What is a private web browser?
A private web browser is a web browser that has features built in that make you difficult to track on the Internet. By default, many of them do not store (or at least keep) information on your computer that could be used to track your Internet activity. These include cookies, cached web pages, or histories of search terms you’ve entered or websites you’ve visited.
Private web browsers go further than that, however. They often have functions that redirect where your Internet connection is coming from (see our IP Spoofing article), which makes it difficult for observers to track or locate you based on your Internet address. Some even have the ability to fool observers into thinking that you’re using a different web browser, which further confuses them and throws them off your Internet trail.
Private web browsers vs. private browsing mode
There is quite a big difference between using a private web browser, and simply using “private mode” in a more common web browser. Let us explain.
What “private mode” does
When you enter private mode in a major web browser (such as Google Chrome, Mozilla Firefox, or Microsoft Internet Explorer), you are basically telling the web browser that you don’t want it to keep a record of where you’re going on the Internet. This means that any cached files, cookies, web page histories, or form entry histories will be wiped out when you finish browsing.
Unfortunately, private mode in common web browsers deletes information that could be used to track your Internet activities on your computer only. This means that it only keeps your Internet activity private from other people who have access to the same computer as you. This is only half the battle, and not the more important half, either.
What “private mode” doesn’t do
Private mode doesn’t protect you against being directly tracked while you’re actively browsing the Internet. Websites, corporations, governments, and even some troublemakers can see where you’re going on the Internet by tracking your various activities and signatures.
These actions and other “digital footprints” include what websites you visit or log into, what hyperlinks you click on, and what terms you input into search engines. They can even track your computer’s Internet address and use it to figure out the general area in which you live!
How private web browsers fix this problem
Private web browsers work to prevent you from being tracked on the Internet side of things, and not just on your computer. In addition to clearing your client-side breadcrumbs like “private mode” does, private web browsers also use fake Internet servers and other tricks to mask where your Internet connection is coming from while you’re on the Internet.
For example, one day your connection might be from France, and the next day your connection might be from Germany. Or, one day websites may think you’re using Chrome, and the next they may think that you’re using Firefox. Even if you’re tracked while using a private web browser, it doesn’t matter, because the private web browser constantly shifts the parameters that trackers would use to trace your Internet activity back to you as an individual person.
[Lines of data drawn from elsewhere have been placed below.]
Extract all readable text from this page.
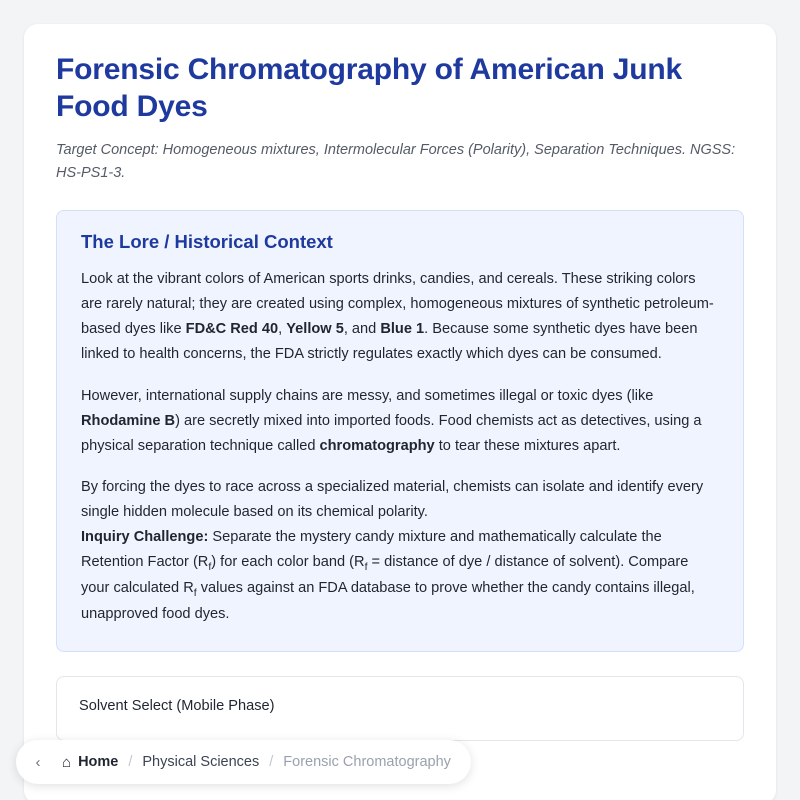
Forensic Chromatography of American Junk Food Dyes

Target Concept: Homogeneous mixtures, Intermolecular Forces (Polarity), Separation Techniques. NGSS: HS-PS1-3.

The Lore / Historical Context

Look at the vibrant colors of American sports drinks, candies, and cereals. These striking colors are rarely natural; they are created using complex, homogeneous mixtures of synthetic petroleum-based dyes like FD&C Red 40, Yellow 5, and Blue 1. Because some synthetic dyes have been linked to health concerns, the FDA strictly regulates exactly which dyes can be consumed.

However, international supply chains are messy, and sometimes illegal or toxic dyes (like Rhodamine B) are secretly mixed into imported foods. Food chemists act as detectives, using a physical separation technique called chromatography to tear these mixtures apart.

By forcing the dyes to race across a specialized material, chemists can isolate and identify every single hidden molecule based on its chemical polarity.
Inquiry Challenge: Separate the mystery candy mixture and mathematically calculate the Retention Factor $(R_f)$ for each color band ($R_f$ = distance of dye / distance of solvent). Compare your calculated $R_f$ values against an FDA database to prove whether the candy contains illegal, unapproved food dyes.

Solvent Select (Mobile Phase)
‹	⌂ Home / Physical Sciences / Forensic Chromatography
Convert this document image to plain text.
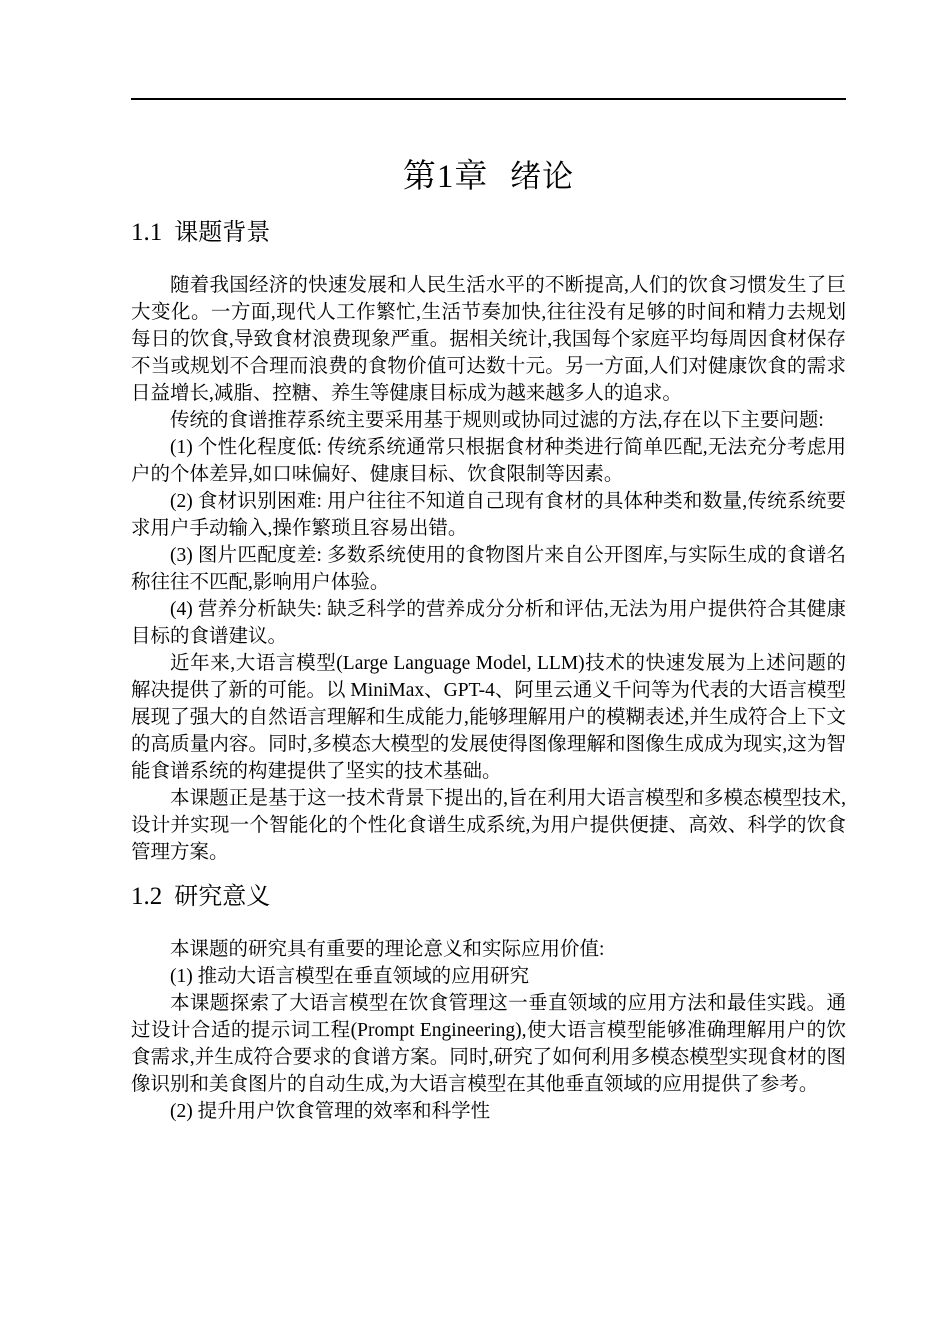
第1章 绪论
1.1 课题背景

随着我国经济的快速发展和人民生活水平的不断提高,人们的饮食习惯发生了巨大变化。一方面,现代人工作繁忙,生活节奏加快,往往没有足够的时间和精力去规划每日的饮食,导致食材浪费现象严重。据相关统计,我国每个家庭平均每周因食材保存不当或规划不合理而浪费的食物价值可达数十元。另一方面,人们对健康饮食的需求日益增长,减脂、控糖、养生等健康目标成为越来越多人的追求。

传统的食谱推荐系统主要采用基于规则或协同过滤的方法,存在以下主要问题:

(1) 个性化程度低: 传统系统通常只根据食材种类进行简单匹配,无法充分考虑用户的个体差异,如口味偏好、健康目标、饮食限制等因素。

(2) 食材识别困难: 用户往往不知道自己现有食材的具体种类和数量,传统系统要求用户手动输入,操作繁琐且容易出错。

(3) 图片匹配度差: 多数系统使用的食物图片来自公开图库,与实际生成的食谱名称往往不匹配,影响用户体验。

(4) 营养分析缺失: 缺乏科学的营养成分分析和评估,无法为用户提供符合其健康目标的食谱建议。

近年来,大语言模型(Large Language Model, LLM)技术的快速发展为上述问题的解决提供了新的可能。以 MiniMax、GPT-4、阿里云通义千问等为代表的大语言模型展现了强大的自然语言理解和生成能力,能够理解用户的模糊表述,并生成符合上下文的高质量内容。同时,多模态大模型的发展使得图像理解和图像生成成为现实,这为智能食谱系统的构建提供了坚实的技术基础。

本课题正是基于这一技术背景下提出的,旨在利用大语言模型和多模态模型技术,设计并实现一个智能化的个性化食谱生成系统,为用户提供便捷、高效、科学的饮食管理方案。

1.2 研究意义

本课题的研究具有重要的理论意义和实际应用价值:

(1) 推动大语言模型在垂直领域的应用研究

本课题探索了大语言模型在饮食管理这一垂直领域的应用方法和最佳实践。通过设计合适的提示词工程(Prompt Engineering),使大语言模型能够准确理解用户的饮食需求,并生成符合要求的食谱方案。同时,研究了如何利用多模态模型实现食材的图像识别和美食图片的自动生成,为大语言模型在其他垂直领域的应用提供了参考。

(2) 提升用户饮食管理的效率和科学性
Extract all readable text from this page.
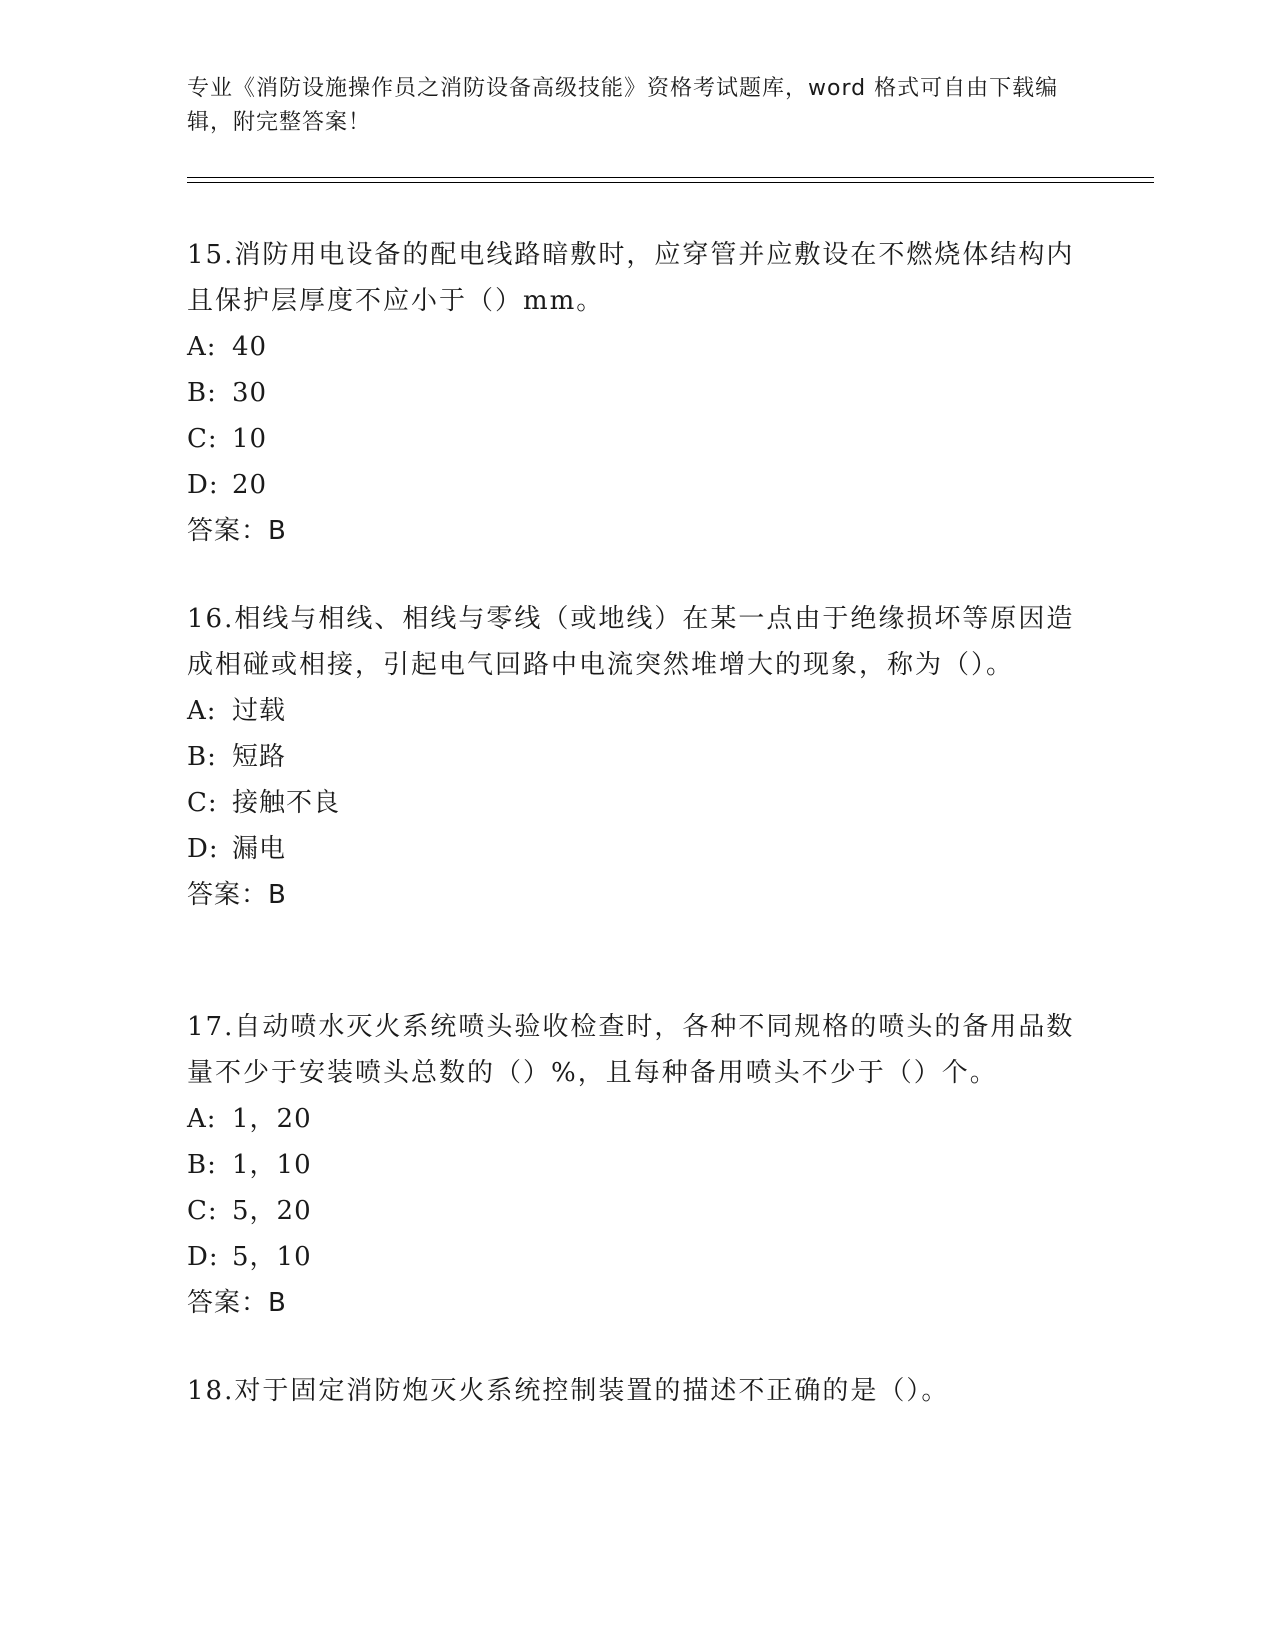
专业《消防设施操作员之消防设备高级技能》资格考试题库，word 格式可自由下载编辑，附完整答案！

15.消防用电设备的配电线路暗敷时，应穿管并应敷设在不燃烧体结构内且保护层厚度不应小于（）mm。

A: 40

B: 30

C: 10

D: 20

答案：B

16.相线与相线、相线与零线（或地线）在某一点由于绝缘损坏等原因造成相碰或相接，引起电气回路中电流突然堆增大的现象，称为（）。

A: 过载

B: 短路

C: 接触不良

D: 漏电

答案：B

17.自动喷水灭火系统喷头验收检查时，各种不同规格的喷头的备用品数量不少于安装喷头总数的（）%，且每种备用喷头不少于（）个。

A: 1，20

B: 1，10

C: 5，20

D: 5，10

答案：B

18.对于固定消防炮灭火系统控制装置的描述不正确的是（）。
They might as well be trying to track a chameleon.
Best 4 private web browsers
If you prefer using Google Chrome, try these:
Epic Privacy Browser — www.epicbrowser.com
Comodo Dragon — www.comodo.com/home/browsers-toolbars/browser.php
If you prefer using Mozilla Firefox, try these:
T.O.R. (The Onion Router) — www.torproject.org
Comodo IceDragon — www.comodo.com/home/browsers-toolbars/icedragon-browser.php
Anyway, that’s a brief explanation of what private web browsers are (with some examples), and what they do that “private mode” in more common web browsers doesn’t do!